= Ebenezer, Missouri =

Unincorporated community in Missouri, U.S.

Ebenezer is an unincorporated community in Greene County, Missouri, United States. It lies two miles north of McDaniel Lake north of Springfield and 1.25 miles east of Route 13. The community is at the head of the King Branch of the North Dry Sac River.
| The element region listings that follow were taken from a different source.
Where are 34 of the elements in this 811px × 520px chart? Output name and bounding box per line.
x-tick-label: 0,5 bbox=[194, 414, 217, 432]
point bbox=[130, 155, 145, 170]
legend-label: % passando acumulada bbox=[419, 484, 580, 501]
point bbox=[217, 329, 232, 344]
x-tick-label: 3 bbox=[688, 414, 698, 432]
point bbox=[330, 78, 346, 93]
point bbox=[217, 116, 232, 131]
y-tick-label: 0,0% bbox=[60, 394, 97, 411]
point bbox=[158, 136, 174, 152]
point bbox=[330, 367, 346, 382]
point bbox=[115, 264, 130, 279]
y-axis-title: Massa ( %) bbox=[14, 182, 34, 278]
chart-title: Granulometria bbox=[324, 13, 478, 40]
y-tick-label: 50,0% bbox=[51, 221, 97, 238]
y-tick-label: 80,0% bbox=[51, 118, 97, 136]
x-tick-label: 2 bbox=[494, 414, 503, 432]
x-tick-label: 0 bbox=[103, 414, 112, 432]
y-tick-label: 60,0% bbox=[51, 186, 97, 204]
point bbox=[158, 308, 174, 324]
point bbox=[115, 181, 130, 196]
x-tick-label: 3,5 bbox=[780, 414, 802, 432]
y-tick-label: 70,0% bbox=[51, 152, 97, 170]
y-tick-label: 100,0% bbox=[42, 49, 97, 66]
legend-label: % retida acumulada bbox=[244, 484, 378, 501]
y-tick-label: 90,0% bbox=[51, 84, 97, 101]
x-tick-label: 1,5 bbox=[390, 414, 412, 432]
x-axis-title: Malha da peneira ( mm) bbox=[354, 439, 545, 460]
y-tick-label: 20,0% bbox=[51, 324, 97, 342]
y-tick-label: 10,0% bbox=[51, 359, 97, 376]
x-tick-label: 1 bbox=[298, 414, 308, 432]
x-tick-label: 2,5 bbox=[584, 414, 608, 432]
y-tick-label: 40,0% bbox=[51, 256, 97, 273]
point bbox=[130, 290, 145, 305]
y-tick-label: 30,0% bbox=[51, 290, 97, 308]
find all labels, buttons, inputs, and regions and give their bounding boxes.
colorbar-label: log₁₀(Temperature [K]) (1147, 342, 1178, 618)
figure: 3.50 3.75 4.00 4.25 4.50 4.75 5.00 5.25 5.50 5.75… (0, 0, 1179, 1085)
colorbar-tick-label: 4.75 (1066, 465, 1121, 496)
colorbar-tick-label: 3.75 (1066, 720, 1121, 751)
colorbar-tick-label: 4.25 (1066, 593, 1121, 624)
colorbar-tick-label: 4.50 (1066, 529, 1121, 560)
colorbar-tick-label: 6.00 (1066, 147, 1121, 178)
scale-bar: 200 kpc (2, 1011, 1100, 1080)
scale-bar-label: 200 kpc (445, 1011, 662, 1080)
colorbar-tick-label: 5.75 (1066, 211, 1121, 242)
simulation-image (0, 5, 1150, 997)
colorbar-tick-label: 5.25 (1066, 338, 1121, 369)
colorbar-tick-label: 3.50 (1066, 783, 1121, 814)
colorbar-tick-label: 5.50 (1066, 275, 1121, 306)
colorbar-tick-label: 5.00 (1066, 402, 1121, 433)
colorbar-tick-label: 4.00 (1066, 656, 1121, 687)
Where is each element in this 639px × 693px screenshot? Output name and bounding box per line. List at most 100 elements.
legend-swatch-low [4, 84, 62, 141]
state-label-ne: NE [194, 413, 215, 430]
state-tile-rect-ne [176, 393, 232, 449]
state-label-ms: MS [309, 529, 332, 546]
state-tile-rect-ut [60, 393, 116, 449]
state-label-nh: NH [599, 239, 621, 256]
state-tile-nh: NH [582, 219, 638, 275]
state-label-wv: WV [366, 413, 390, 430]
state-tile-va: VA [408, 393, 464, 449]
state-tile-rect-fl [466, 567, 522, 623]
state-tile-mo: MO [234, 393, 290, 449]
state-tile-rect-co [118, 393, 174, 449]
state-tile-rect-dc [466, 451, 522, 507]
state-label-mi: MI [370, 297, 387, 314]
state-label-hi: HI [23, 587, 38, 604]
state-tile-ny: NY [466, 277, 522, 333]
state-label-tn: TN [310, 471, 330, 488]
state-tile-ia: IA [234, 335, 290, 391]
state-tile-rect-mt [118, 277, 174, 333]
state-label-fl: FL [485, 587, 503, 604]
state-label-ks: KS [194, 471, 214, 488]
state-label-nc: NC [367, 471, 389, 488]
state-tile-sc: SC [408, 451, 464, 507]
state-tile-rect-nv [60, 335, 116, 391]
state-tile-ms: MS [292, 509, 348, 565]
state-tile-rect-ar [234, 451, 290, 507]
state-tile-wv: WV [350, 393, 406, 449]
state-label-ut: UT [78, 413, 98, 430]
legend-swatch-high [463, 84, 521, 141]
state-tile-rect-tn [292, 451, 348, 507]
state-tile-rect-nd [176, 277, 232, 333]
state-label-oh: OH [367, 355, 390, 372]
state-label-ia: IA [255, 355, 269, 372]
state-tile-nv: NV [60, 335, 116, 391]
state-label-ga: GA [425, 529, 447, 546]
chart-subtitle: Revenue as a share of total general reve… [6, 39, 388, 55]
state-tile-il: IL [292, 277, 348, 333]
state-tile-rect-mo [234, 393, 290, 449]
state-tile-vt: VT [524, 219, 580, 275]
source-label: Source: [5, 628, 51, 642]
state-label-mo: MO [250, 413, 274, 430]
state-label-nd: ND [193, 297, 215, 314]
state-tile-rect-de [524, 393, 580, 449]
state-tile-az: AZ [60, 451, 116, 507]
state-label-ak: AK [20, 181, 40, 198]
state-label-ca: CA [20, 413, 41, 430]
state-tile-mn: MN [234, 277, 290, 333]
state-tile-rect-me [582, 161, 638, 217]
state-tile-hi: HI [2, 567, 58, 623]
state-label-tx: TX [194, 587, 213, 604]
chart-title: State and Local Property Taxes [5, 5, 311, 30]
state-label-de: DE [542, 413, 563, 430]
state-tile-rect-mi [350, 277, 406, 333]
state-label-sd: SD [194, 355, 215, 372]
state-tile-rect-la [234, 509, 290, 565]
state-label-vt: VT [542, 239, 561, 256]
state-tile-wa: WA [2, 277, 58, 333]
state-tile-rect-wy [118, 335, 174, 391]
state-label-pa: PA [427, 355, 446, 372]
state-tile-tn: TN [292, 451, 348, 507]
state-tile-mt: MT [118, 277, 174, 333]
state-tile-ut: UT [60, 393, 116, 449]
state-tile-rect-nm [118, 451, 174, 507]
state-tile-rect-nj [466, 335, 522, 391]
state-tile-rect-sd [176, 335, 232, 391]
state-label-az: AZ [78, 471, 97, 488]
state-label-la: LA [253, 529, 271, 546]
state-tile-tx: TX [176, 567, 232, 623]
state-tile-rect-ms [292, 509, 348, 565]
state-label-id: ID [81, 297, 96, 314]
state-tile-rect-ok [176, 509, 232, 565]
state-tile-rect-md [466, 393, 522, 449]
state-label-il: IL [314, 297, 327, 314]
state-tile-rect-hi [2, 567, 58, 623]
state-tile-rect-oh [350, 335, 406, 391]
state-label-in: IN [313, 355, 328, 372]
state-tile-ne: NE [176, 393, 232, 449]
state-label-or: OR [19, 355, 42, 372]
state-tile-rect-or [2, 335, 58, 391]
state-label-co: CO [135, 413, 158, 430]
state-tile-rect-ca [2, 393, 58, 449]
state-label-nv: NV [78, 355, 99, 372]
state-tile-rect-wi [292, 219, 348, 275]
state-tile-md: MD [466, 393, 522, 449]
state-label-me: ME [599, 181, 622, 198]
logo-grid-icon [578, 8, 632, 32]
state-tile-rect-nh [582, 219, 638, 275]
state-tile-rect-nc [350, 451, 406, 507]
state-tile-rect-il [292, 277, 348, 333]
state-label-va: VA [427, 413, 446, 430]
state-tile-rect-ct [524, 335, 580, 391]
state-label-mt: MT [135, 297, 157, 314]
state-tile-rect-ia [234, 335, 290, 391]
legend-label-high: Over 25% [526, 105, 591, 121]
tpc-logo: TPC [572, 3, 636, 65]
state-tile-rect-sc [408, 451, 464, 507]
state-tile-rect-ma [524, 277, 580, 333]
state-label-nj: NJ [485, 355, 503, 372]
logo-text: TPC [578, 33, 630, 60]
Ebenezer was settled by the pioneering movement of the early 1800s, the "Oldest Village in Greene County". Throughout the country a church, school or meeting house was the cornerstone of every community. It was no different here at Ebenezer. In 1832, the meeting house was built, the fourth west of St. Louis. The meeting house was (built) "equidistant from two springs about 100-yards apart, and there a campground was established in 1836 and camp meetings were held there annually. A post office called Ebenezer was established in 1866, and remained in operation until 1901. Ebenezer was the town in the vicinity of Evans Station on the Butterfield Overland Mail Route 1858-1861 period. A fresh set of horses were changed and the Stagecoach was now 134 miles from Tipton. From there a brief run of nine miles then brought the mail and passengers into Springfield Any passengers could buy a ticket as far as Saint Louis or San Francisco as well as places in between for 10 cents a mile. Ebenezer is a name of biblical origin, appearing in I Samuel 7:12.